Science & Culture

Elizabeth of Hungary

Elizabeth of Hungary (July 7, 1207–November 17, 1231) was born to Hungary’s King Andrew II and Gertrude of Merania on July 7, 1207. She married Ludwig IV, landgrave (the equivalent title to count) of Thuringia, at the age of 14. Although the marriage had been arranged for political purposes, the two were devoted to one another and had three children (Herman II, Sophia, and Gertrude). Elizabeth was noted for her generous spirit and, concerned for the relief of the poor and the sick, she used her sizable dowry to help them. Her husband, who was also generous, supported her giving nature. Despite being widowed at 20, she continued her commitment to the less fortunate, giving up her wealth and personally caring for the sick and poor. After her death at only 24, she became a symbol of Christian charity.

In 1221 the followers of Francis of Assisi established their first permanent settlement in Germany. Brother Rodeger, one of the first Germans received into the Order, was Elizabeth’s spiritual instructor at Wartburg. His teachings appealed to her giving nature. In 1225 Elizabeth helped the Franciscans start a monastery at Eisenach.

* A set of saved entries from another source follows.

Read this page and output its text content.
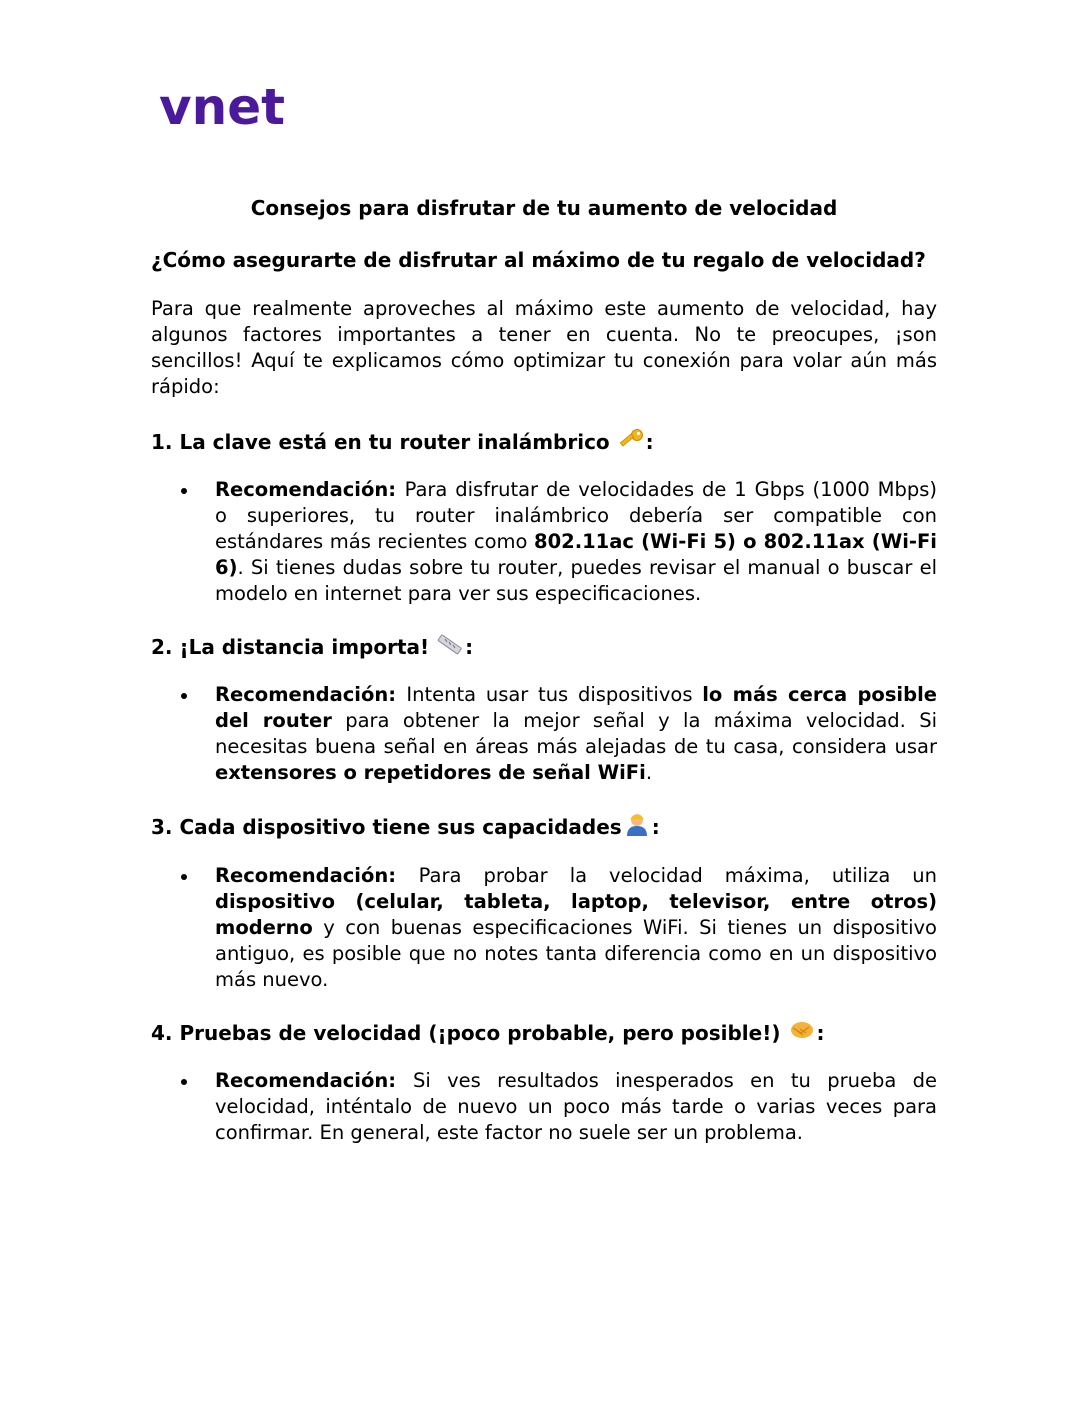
vnet
Consejos para disfrutar de tu aumento de velocidad
¿Cómo asegurarte de disfrutar al máximo de tu regalo de velocidad?
Para que realmente aproveches al máximo este aumento de velocidad, hay algunos factores importantes a tener en cuenta. No te preocupes, ¡son sencillos! Aquí te explicamos cómo optimizar tu conexión para volar aún más rápido:
1. La clave está en tu router inalámbrico :
Recomendación: Para disfrutar de velocidades de 1 Gbps (1000 Mbps) o superiores, tu router inalámbrico debería ser compatible con estándares más recientes como 802.11ac (Wi-Fi 5) o 802.11ax (Wi-Fi 6). Si tienes dudas sobre tu router, puedes revisar el manual o buscar el modelo en internet para ver sus especificaciones.
2. ¡La distancia importa! :
Recomendación: Intenta usar tus dispositivos lo más cerca posible del router para obtener la mejor señal y la máxima velocidad. Si necesitas buena señal en áreas más alejadas de tu casa, considera usar extensores o repetidores de señal WiFi.
3. Cada dispositivo tiene sus capacidades :
Recomendación: Para probar la velocidad máxima, utiliza un dispositivo (celular, tableta, laptop, televisor, entre otros) moderno y con buenas especificaciones WiFi. Si tienes un dispositivo antiguo, es posible que no notes tanta diferencia como en un dispositivo más nuevo.
4. Pruebas de velocidad (¡poco probable, pero posible!) :
Recomendación: Si ves resultados inesperados en tu prueba de velocidad, inténtalo de nuevo un poco más tarde o varias veces para confirmar. En general, este factor no suele ser un problema.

Germany’s Emperor Frederick II often sent Ludwig to deal with affairs of the emperor and the empire. While Ludwig was away from Thuringia, Elizabeth was in charge. During a famine and epidemic in 1226, she sold her jewels, opened the royal granaries to feed the hungry, built a 28-bed hospital near Wartburg, and personally tended to the daily needs of the sick. At the same time, she helped 900 poor people daily. Ludwig returned later that year to confirm everything Elizabeth had done. The following year he was sent on a crusade and died of an illness while away from Thuringia. When Elizabeth learned the news, weeks after Gertrude's birth, she said, “The world with all its joys is now dead to me.”

Elizabeth’s in-laws, who opposed her "extravagances," expelled her from Wartburg after Ludwig's death. Finally an arrangement was negotiated with them that gave her a stipend. On Good Friday 1228 Elizabeth and her maids received the dress of the Third Order of St Francis in the monastery she’d helped establish, and they became the first tertiaries (lay associates) in Germany. That summer she built the Franciscan hospital at Marburg and spent the rest of her life caring for the sick and the poor. She sewed garments to clothe the needy and went fishing to feed them.

She died November 17, 1231, and shortly thereafter miracles began to take place at her shrine. She was canonized at Pentecost (28 May) in 1235.

In Germany, Elizabeth's husband is often referred to as "Saint Ludwig" in recognition of his pious life and the support he showed for his wife's charity and devotion. (Ludwig is translated to Louis in French and English.)

Elizabeth of Hungary and Louis IX, King of France, are the patron saints of the Secular Franciscan Order (SF0).